Volcker Rule

Regulatory & Legal
Updated Apr 2026

A Dodd-Frank provision prohibiting banks from proprietary trading and limiting their investments in hedge funds and private equity.

What is Volcker Rule?

The Volcker Rule (Section 619 of Dodd-Frank) prohibits federally insured banks — institutions backed by taxpayer deposit insurance — from engaging in proprietary trading (trading financial instruments for the bank's own profit rather than on behalf of clients) and from owning or sponsoring hedge funds and private equity funds beyond de minimis levels. Named after former Fed Chairman Paul Volcker, the rule's rationale is that deposit insurance and access to Fed lending are intended to protect depositors, not to subsidize speculative trading.

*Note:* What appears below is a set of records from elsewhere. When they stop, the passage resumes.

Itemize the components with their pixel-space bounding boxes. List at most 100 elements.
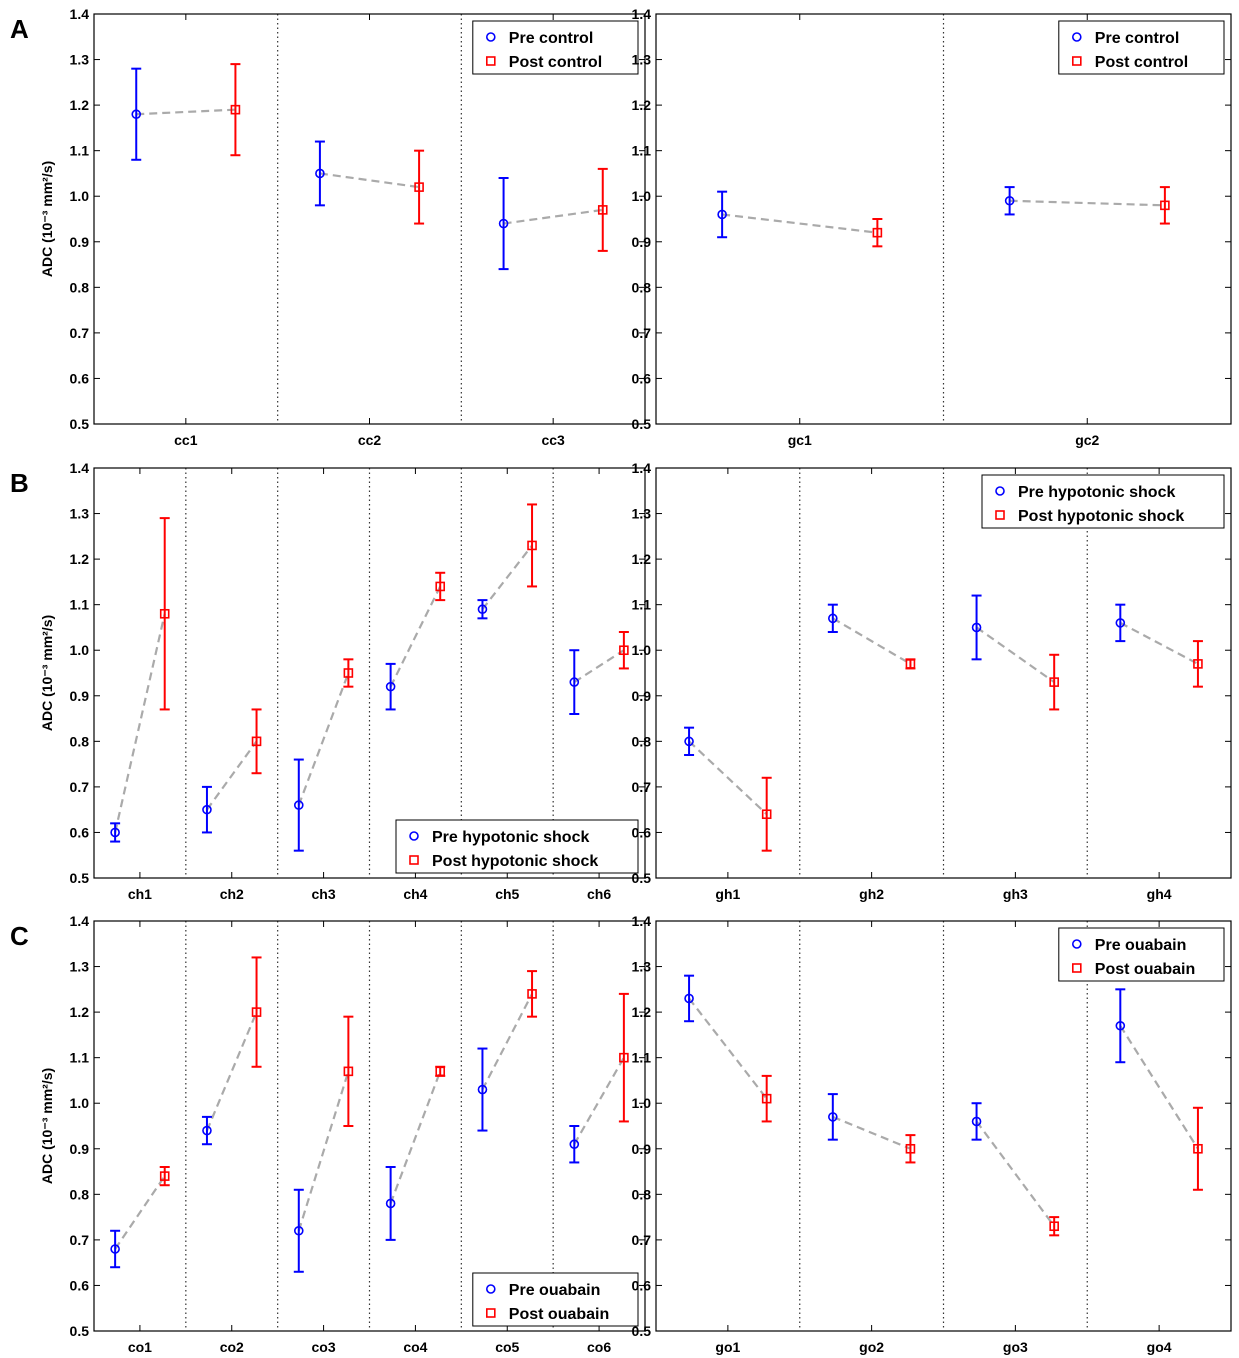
axes-frame bbox=[93, 467, 646, 879]
axes-frame bbox=[655, 13, 1232, 425]
legend: Pre hypotonic shock Post hypotonic shock bbox=[981, 474, 1225, 529]
y-tick-label: 0.8 bbox=[632, 1186, 652, 1202]
axes-frame bbox=[655, 920, 1232, 1332]
y-tick-label: 1.2 bbox=[70, 97, 90, 113]
legend-pre-label: Pre hypotonic shock bbox=[1018, 484, 1175, 501]
legend-post-label: Post hypotonic shock bbox=[1018, 508, 1184, 525]
pre-data-point bbox=[971, 1116, 982, 1127]
post-data-point bbox=[872, 227, 883, 238]
connector-line bbox=[319, 172, 420, 189]
chart-panel-3: 0.5 0.6 0.7 0.8 0.9 1.0 1.1 1.2 1.3 1.4 ch1 ch2 ch3 c… bbox=[10, 460, 646, 902]
pre-data-point bbox=[110, 827, 120, 838]
chart-panel-1: 0.5 0.6 0.7 0.8 0.9 1.0 1.1 1.2 1.3 1.4 cc1 cc2 cc3 A… bbox=[10, 6, 646, 448]
connector-line bbox=[503, 208, 603, 225]
y-tick-label: 1.0 bbox=[70, 188, 90, 204]
pre-data-point bbox=[569, 677, 580, 687]
x-tick-label: co5 bbox=[495, 1339, 519, 1355]
pre-data-point bbox=[202, 804, 212, 815]
y-tick-label: 1.4 bbox=[632, 913, 652, 929]
legend-box bbox=[472, 20, 639, 75]
y-axis-label: ADC (10⁻³ mm²/s) bbox=[39, 161, 55, 277]
y-tick-label: 0.9 bbox=[70, 234, 90, 250]
post-data-point bbox=[1193, 659, 1203, 669]
pre-data-point bbox=[477, 1084, 488, 1095]
y-tick-label: 1.2 bbox=[70, 1004, 90, 1020]
connector-line bbox=[114, 613, 166, 833]
connector-line bbox=[832, 1115, 911, 1150]
legend: Pre ouabain Post ouabain bbox=[472, 1272, 639, 1327]
pre-data-point bbox=[569, 1139, 580, 1150]
x-tick-label: ch4 bbox=[403, 886, 427, 902]
y-tick-label: 1.0 bbox=[632, 1095, 652, 1111]
connector-line bbox=[114, 1175, 166, 1250]
legend-pre-label: Pre ouabain bbox=[1095, 937, 1187, 954]
y-tick-label: 0.7 bbox=[70, 1232, 90, 1248]
connector-line bbox=[721, 213, 878, 234]
x-tick-label: gh3 bbox=[1003, 886, 1028, 902]
post-data-point bbox=[1049, 1221, 1059, 1232]
pre-data-point bbox=[315, 168, 325, 179]
legend-pre-label: Pre hypotonic shock bbox=[432, 829, 589, 846]
y-tick-label: 1.0 bbox=[632, 642, 652, 658]
y-tick-label: 0.6 bbox=[70, 824, 90, 840]
legend-post-marker bbox=[485, 56, 496, 66]
legend-pre-label: Pre ouabain bbox=[509, 1282, 601, 1299]
y-tick-label: 0.7 bbox=[70, 325, 90, 341]
connector-line bbox=[975, 1120, 1056, 1227]
pre-data-point bbox=[684, 736, 694, 747]
pre-data-point bbox=[477, 604, 488, 615]
x-tick-label: go4 bbox=[1147, 1339, 1172, 1355]
y-tick-label: 1.4 bbox=[632, 460, 652, 476]
x-tick-label: co6 bbox=[587, 1339, 611, 1355]
y-tick-label: 1.4 bbox=[632, 6, 652, 22]
post-data-point bbox=[527, 989, 537, 999]
legend-box bbox=[395, 819, 639, 874]
x-tick-label: go2 bbox=[859, 1339, 884, 1355]
y-tick-label: 0.5 bbox=[70, 1323, 90, 1339]
connector-line bbox=[481, 544, 533, 610]
pre-data-point bbox=[385, 681, 396, 692]
x-tick-label: gh2 bbox=[859, 886, 884, 902]
y-tick-label: 1.1 bbox=[632, 143, 652, 159]
y-tick-label: 0.8 bbox=[632, 733, 652, 749]
legend-pre-marker bbox=[995, 486, 1005, 496]
legend-post-marker bbox=[485, 1308, 496, 1318]
legend: Pre ouabain Post ouabain bbox=[1058, 927, 1225, 982]
y-tick-label: 0.5 bbox=[70, 416, 90, 432]
connector-line bbox=[688, 997, 768, 1100]
panel-label: B bbox=[10, 468, 29, 498]
x-tick-label: go3 bbox=[1003, 1339, 1028, 1355]
y-tick-label: 0.9 bbox=[632, 1141, 652, 1157]
pre-data-point bbox=[971, 622, 982, 633]
legend-post-marker bbox=[1072, 963, 1082, 973]
pre-data-point bbox=[684, 993, 694, 1004]
connector-line bbox=[832, 617, 911, 665]
y-tick-label: 1.3 bbox=[70, 959, 90, 975]
legend-pre-label: Pre control bbox=[509, 30, 593, 47]
y-tick-label: 1.3 bbox=[632, 959, 652, 975]
y-axis-label: ADC (10⁻³ mm²/s) bbox=[39, 615, 55, 731]
y-tick-label: 1.0 bbox=[632, 188, 652, 204]
y-tick-label: 1.2 bbox=[632, 97, 652, 113]
axes-frame bbox=[93, 13, 646, 425]
chart-panel-5: 0.5 0.6 0.7 0.8 0.9 1.0 1.1 1.2 1.3 1.4 co1 co2 co3 c… bbox=[10, 913, 646, 1355]
x-tick-label: ch3 bbox=[312, 886, 336, 902]
legend-box bbox=[1058, 20, 1225, 75]
connector-line bbox=[1119, 621, 1199, 665]
connector-line bbox=[389, 585, 442, 688]
x-tick-label: gh1 bbox=[715, 886, 740, 902]
pre-data-point bbox=[202, 1125, 212, 1136]
post-data-point bbox=[251, 1007, 262, 1017]
connector-line bbox=[297, 1071, 350, 1232]
legend-box bbox=[472, 1272, 639, 1327]
legend-box bbox=[981, 474, 1225, 529]
axes-frame bbox=[93, 920, 646, 1332]
y-tick-label: 0.9 bbox=[70, 1141, 90, 1157]
legend-pre-marker bbox=[1072, 32, 1082, 42]
y-tick-label: 1.0 bbox=[70, 642, 90, 658]
connector-line bbox=[389, 1070, 442, 1204]
post-data-point bbox=[230, 104, 241, 115]
y-tick-label: 0.8 bbox=[70, 1186, 90, 1202]
y-tick-label: 0.6 bbox=[632, 1277, 652, 1293]
connector-line bbox=[206, 740, 258, 811]
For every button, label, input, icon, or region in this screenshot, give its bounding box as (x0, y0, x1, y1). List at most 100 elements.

Implementation has been controversial due to the difficulty of distinguishing proprietary trading from legitimate market-making, and the rule has been revised multiple times to reduce compliance burdens.

Example

Example

JPMorgan's 2012 'London Whale' trading loss of over $6 billion — where a trader named Bruno Iksil took massive positions in credit derivatives — became a case study for the Volcker Rule debate: the bank claimed the trades were hedges (permitted), while critics argued they were proprietary bets (prohibited). The episode led to management changes and helped accelerate Volcker Rule implementation.